Au total, Salut Bonjour! compte quinze commanditaires, et un téléspectateur qui regarderait toute l’émission serait exposé à douze pauses publicitaires totalisant quarante minutes quinze secondes.

Prenons a tranche comprise entre 7 h et 8 h de l’émission du 16 mars 2000, analysée par la journaliste. On y dénombre pas moins de onze commanditaires différents qui sont mentionnés vingt fois. Et c’est sans compter les trois pauses de trois minutes quinze secondes chacune. La météo, la circulation, même la caricature éditoriale est commanditée! Avis aux intéressés: il resterait même des chroniques à commanditer comme la mode ou le tourisme. «Ce silence vous a été présenté par…»

Ciao Olivero!
La dernière campagne choc de Benetton, mettant en vedette des condamnés à mort américains, a-t-elle signé l’arrêt de mort du célèbre photographe italien Olivero Toscani?
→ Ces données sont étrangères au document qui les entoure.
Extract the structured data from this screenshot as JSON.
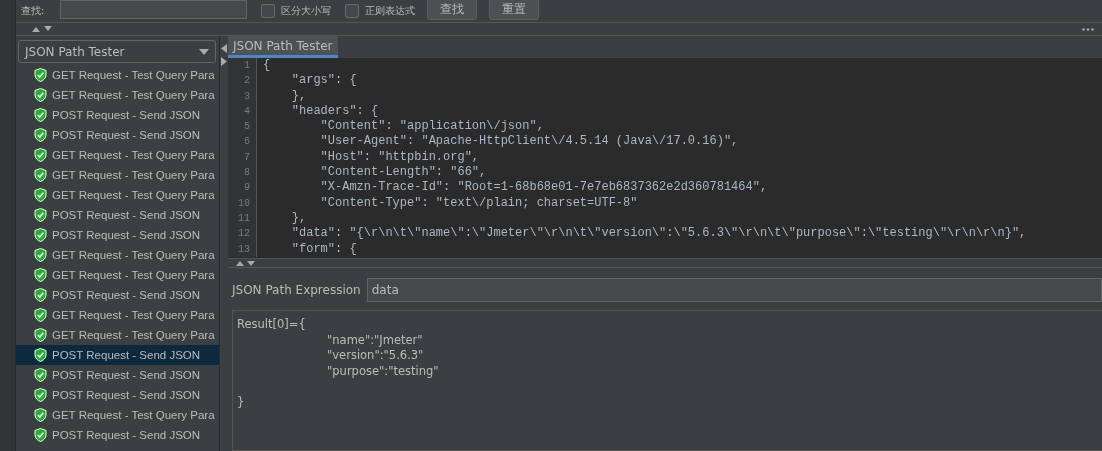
{
  "search_bar": {
    "label": "查找:",
    "options": [
      {
        "label": "区分大小写",
        "checked": false
      },
      {
        "label": "正则表达式",
        "checked": false
      }
    ],
    "buttons": [
      "查找",
      "重置"
    ]
  },
  "sidebar": {
    "dropdown": "JSON Path Tester",
    "items": [
      {
        "label": "GET Request - Test Query Para",
        "selected": false
      },
      {
        "label": "GET Request - Test Query Para",
        "selected": false
      },
      {
        "label": "POST Request - Send JSON",
        "selected": false
      },
      {
        "label": "POST Request - Send JSON",
        "selected": false
      },
      {
        "label": "GET Request - Test Query Para",
        "selected": false
      },
      {
        "label": "GET Request - Test Query Para",
        "selected": false
      },
      {
        "label": "GET Request - Test Query Para",
        "selected": false
      },
      {
        "label": "POST Request - Send JSON",
        "selected": false
      },
      {
        "label": "POST Request - Send JSON",
        "selected": false
      },
      {
        "label": "GET Request - Test Query Para",
        "selected": false
      },
      {
        "label": "GET Request - Test Query Para",
        "selected": false
      },
      {
        "label": "POST Request - Send JSON",
        "selected": false
      },
      {
        "label": "GET Request - Test Query Para",
        "selected": false
      },
      {
        "label": "GET Request - Test Query Para",
        "selected": false
      },
      {
        "label": "POST Request - Send JSON",
        "selected": true
      },
      {
        "label": "POST Request - Send JSON",
        "selected": false
      },
      {
        "label": "POST Request - Send JSON",
        "selected": false
      },
      {
        "label": "GET Request - Test Query Para",
        "selected": false
      },
      {
        "label": "POST Request - Send JSON",
        "selected": false
      }
    ]
  },
  "tabs": [
    {
      "label": "JSON Path Tester",
      "selected": true
    }
  ],
  "editor": {
    "lines": [
      {
        "number": "1",
        "text": "{"
      },
      {
        "number": "2",
        "text": "    \"args\": {"
      },
      {
        "number": "3",
        "text": "    },"
      },
      {
        "number": "4",
        "text": "    \"headers\": {"
      },
      {
        "number": "5",
        "text": "        \"Content\": \"application\\/json\","
      },
      {
        "number": "6",
        "text": "        \"User-Agent\": \"Apache-HttpClient\\/4.5.14 (Java\\/17.0.16)\","
      },
      {
        "number": "7",
        "text": "        \"Host\": \"httpbin.org\","
      },
      {
        "number": "8",
        "text": "        \"Content-Length\": \"66\","
      },
      {
        "number": "9",
        "text": "        \"X-Amzn-Trace-Id\": \"Root=1-68b68e01-7e7eb6837362e2d360781464\","
      },
      {
        "number": "10",
        "text": "        \"Content-Type\": \"text\\/plain; charset=UTF-8\""
      },
      {
        "number": "11",
        "text": "    },"
      },
      {
        "number": "12",
        "text": "    \"data\": \"{\\r\\n\\t\\\"name\\\":\\\"Jmeter\\\"\\r\\n\\t\\\"version\\\":\\\"5.6.3\\\"\\r\\n\\t\\\"purpose\\\":\\\"testing\\\"\\r\\n\\r\\n}\","
      },
      {
        "number": "13",
        "text": "    \"form\": {"
      }
    ]
  },
  "expression": {
    "label": "JSON Path Expression",
    "value": "data"
  },
  "result": {
    "text": "Result[0]={\n\t\t\"name\":\"Jmeter\"\n\t\t\"version\":\"5.6.3\"\n\t\t\"purpose\":\"testing\"\n\n}"
  }
}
Toujours est-il que le manufacturier italien vient de mettre un terme à une relation professionnelle qui durait depuis dix-huit ans. Toscani quitte Benetton ainsi que la direction de Fabrica, lieu de création benettonien en voie de devenir officiellement le département de communication de la célèbre maison italienne. Le photographe, qui est aussi directeur artistique du très laid magazine Talk (cosa succede, Olivero?), a déclaré vouloir s’installer aux États-Unis. À suivre…

Coup d’oeil
La saison télé est pratiquement terminée mais l’équipe de Jamais sans mon livre est présente jusqu’à la fin du mois de mai, toujours à la même case horaire ingrate de 15 h, les dimanches après-midi. Cette semaine, on reçoit l’écrivain français Philippe Djian, auteur du livre-culte 37,2 le matin. Le parolier de Stephan Eicher vient de publier Vers chez les blancs, aux éditions Gallimard, un récit érotico-pornographique qui fait beaucoup de bruit en France. Dimanche 7 mai, 15 h. Radio-Canada.